Témoignage déposé le 19/01/2024
J’ai récemment pu voir les avancées scientifiques sur la cause des nausées/vomissements de la grossesse.
Cela m’a donné envie de vous apporter mon témoignage.
Je m’appelle Elise. J’ai 33 ans et je suis maman de 3 enfants : Justin 7 ans, Agnès et Suzanne, jumelles de bientôt 4 ans.
Lors de ma première grossesse, j’ai eu des nausées au 1er trimestre. J’ai perdu du poids, mais elles restaient gérables et ça n’allait pas jusqu’aux vomissements.
Au début de ma seconde grossesse, j’ai très rapidement eu des nausées fortes, ce qui m’a d’ailleurs mis la puce à oreille sur le caractère gémellaire de ma grossesse.

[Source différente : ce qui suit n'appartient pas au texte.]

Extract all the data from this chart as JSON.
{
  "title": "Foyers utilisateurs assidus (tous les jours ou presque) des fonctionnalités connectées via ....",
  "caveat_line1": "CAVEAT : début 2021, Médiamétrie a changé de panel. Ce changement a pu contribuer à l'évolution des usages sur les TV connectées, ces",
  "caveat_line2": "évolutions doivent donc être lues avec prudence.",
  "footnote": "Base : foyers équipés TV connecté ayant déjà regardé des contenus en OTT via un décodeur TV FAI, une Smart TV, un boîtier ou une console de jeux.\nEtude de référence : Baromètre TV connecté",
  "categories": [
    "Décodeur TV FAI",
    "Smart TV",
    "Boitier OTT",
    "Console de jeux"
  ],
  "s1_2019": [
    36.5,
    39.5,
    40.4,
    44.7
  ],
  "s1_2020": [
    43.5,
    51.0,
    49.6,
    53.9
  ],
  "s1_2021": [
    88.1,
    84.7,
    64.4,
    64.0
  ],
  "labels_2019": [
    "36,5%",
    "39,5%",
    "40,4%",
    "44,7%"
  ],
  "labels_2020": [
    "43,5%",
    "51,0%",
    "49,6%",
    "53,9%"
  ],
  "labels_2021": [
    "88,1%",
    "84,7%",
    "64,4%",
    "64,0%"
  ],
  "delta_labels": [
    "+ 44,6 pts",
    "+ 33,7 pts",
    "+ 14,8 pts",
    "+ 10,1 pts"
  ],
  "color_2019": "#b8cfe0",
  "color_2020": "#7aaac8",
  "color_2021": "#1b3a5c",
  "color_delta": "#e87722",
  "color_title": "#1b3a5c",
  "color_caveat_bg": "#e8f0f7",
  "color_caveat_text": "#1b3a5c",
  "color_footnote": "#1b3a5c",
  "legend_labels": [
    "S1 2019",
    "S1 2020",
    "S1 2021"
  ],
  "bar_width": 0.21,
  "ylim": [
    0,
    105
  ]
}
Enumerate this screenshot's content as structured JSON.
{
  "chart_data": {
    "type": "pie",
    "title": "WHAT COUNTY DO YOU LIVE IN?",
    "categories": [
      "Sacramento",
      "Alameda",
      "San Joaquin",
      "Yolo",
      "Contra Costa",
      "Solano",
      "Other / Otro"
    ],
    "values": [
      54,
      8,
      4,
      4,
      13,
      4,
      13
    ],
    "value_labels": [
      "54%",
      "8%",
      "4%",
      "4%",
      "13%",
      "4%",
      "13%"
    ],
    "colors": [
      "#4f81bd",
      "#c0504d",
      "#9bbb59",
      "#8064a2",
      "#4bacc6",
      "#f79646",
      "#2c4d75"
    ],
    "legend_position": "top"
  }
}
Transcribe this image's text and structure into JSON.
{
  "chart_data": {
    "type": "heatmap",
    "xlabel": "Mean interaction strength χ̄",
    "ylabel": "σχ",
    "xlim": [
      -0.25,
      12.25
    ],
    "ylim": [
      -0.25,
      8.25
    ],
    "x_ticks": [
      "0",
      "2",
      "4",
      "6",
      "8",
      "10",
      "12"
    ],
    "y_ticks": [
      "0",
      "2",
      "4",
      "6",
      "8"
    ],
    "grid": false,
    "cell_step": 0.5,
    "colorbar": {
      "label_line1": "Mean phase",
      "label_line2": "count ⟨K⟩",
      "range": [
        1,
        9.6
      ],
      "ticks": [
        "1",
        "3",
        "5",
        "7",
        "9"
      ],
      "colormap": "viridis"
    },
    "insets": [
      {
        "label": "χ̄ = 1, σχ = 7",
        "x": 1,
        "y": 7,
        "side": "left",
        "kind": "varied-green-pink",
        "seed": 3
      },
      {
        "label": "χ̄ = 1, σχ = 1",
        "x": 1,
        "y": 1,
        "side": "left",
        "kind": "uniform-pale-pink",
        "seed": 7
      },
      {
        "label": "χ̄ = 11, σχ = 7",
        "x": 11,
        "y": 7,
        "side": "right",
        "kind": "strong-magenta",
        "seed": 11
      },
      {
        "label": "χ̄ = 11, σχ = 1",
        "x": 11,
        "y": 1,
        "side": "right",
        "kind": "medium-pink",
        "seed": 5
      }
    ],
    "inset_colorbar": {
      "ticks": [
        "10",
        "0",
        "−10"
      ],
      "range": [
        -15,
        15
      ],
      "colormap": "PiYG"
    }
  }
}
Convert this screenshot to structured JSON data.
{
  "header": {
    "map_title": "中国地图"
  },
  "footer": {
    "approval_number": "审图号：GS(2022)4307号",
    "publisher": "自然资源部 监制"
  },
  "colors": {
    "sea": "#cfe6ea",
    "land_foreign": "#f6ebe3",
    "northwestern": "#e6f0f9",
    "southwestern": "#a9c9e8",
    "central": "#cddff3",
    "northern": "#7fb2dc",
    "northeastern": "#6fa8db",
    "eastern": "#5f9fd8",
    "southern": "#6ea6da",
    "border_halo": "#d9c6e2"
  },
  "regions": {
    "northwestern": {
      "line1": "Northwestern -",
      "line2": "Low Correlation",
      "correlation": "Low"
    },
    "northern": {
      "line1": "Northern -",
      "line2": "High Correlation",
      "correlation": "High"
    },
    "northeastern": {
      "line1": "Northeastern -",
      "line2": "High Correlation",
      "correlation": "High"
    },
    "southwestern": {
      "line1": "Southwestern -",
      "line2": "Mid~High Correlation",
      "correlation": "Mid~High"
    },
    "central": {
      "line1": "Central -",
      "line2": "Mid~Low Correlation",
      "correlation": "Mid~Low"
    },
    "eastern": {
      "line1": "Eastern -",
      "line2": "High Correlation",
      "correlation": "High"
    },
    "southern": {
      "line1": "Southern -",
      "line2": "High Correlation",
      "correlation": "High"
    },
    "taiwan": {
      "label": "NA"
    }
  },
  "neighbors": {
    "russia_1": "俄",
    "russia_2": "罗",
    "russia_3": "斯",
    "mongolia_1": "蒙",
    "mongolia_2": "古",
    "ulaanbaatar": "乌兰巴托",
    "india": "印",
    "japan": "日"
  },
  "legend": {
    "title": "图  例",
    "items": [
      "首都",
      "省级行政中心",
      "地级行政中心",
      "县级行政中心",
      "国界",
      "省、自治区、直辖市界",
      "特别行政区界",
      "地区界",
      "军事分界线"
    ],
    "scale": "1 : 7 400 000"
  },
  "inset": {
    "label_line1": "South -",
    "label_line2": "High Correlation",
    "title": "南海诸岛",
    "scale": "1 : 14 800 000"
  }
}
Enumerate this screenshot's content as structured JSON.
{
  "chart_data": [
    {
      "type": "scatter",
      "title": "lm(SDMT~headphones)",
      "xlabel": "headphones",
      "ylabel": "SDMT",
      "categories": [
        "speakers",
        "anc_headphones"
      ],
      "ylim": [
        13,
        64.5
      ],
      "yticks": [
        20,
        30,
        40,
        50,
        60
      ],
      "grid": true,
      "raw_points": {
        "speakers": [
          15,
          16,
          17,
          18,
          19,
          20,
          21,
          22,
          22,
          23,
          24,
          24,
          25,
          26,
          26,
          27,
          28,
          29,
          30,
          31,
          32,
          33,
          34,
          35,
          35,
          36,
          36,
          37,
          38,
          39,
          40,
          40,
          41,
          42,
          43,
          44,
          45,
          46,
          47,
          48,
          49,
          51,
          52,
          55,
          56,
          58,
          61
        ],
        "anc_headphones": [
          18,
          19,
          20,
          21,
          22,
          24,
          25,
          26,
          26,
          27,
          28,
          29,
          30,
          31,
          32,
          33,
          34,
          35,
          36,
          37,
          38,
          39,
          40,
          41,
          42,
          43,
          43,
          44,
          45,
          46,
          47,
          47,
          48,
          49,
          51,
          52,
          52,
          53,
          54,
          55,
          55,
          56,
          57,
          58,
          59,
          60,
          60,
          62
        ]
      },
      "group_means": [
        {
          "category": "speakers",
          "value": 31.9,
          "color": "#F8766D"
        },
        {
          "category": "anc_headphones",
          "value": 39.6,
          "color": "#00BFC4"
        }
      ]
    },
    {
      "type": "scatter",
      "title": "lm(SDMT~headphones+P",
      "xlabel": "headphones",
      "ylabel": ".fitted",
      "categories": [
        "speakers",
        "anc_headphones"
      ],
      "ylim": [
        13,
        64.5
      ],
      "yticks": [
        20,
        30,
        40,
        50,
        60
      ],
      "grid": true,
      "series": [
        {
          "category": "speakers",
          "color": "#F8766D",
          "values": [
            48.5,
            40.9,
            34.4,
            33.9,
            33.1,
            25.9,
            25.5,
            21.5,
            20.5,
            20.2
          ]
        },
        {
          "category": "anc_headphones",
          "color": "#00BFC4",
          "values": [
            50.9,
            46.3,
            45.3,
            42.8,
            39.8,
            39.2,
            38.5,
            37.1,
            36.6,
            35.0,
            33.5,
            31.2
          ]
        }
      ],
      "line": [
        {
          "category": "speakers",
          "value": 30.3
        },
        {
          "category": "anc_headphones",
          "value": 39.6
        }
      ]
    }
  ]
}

Tout était plus fort (la fatigue, les nausées) et cela s’est confirmé, très rapidement les nausées sont devenues incontrôlables, ingérables et se sont transformées en séries de vomissements qui m’ont vite affaiblie.
Après une semaine de « vacances » (des vomissements 6-7 fois chaque jour, même que de l’eau, je vomissais), avec conjoint et enfant, nous sommes passés par la maternité sur le chemin du retour. Au vu de ma perte de poids (5kg en 5 jours) et de ma déshydratation, l’équipe décide de me garder, de m’hospitaliser.
Je suis soulagée sur le coup, pensant qu’on allait m’aider, mais au lieu de ça, on m’annonce qu’on va « m’isoler », dans le noir, avec interdiction de voir mon conjoint, mon fils, sans téléphone, à jeun pendant 2 jours, puis qu’on va me redonner progressivement des compotes. On m’explique que c’est le meilleur moyen, qu’il est probable que je n’accepte pas cette grossesse gémellaire, que ça permet de réfléchir.
Je souffre en silence pendant cet isolement.
Je reste hospitalisée 7 jours environ. Je lutte contre les vomissements pour pouvoir sortir, m’échapper d’ici. 5 min après avoir quitté l’hôpital, je demande à mon homme d’arrêter la voiture, et je vomis. Evidemment et sans surprise, l’isolement n’a pas été efficace !
Je rentre affaiblie mais je suis chez moi. Ma maman prend mon fils 7 jours chez elle pour me soulager.
Pour moi, c’est la rencontre 1 mois après d’une endocrinologue qui me prescrit du ***, et l’arrivée du second trimestre qui me rétablit petit à petit. L’hyperthyroïdie rentre également dans l’ordre.
Je reprends des forces et je mènerais cette grossesse gémellaire à terme, avec un accouchement par voie basse à 38sa+2 et 2 merveilleuses filles de 2,8kg, mais je reste marquée, marquée par ce traitement que j’ai vécu comme de la violence médicale, la culpabilisation de l’équipe médicale, l’absence d’aide et compassion dont ils ont fait part.
Voici mon témoignage.
Je suis heureuse des récentes découvertes et espère sincèrement qu’un traitement sera rapidement trouvé pour aider les femmes qui souffrent d’HG. Et en attendant, je souhaite à ces femmes de trouver des professionnels de santé informés, formés sur cette maladie, et avec un minimum de bon sens et de bienveillance pour les accompagner, faute de traitement pour le moment.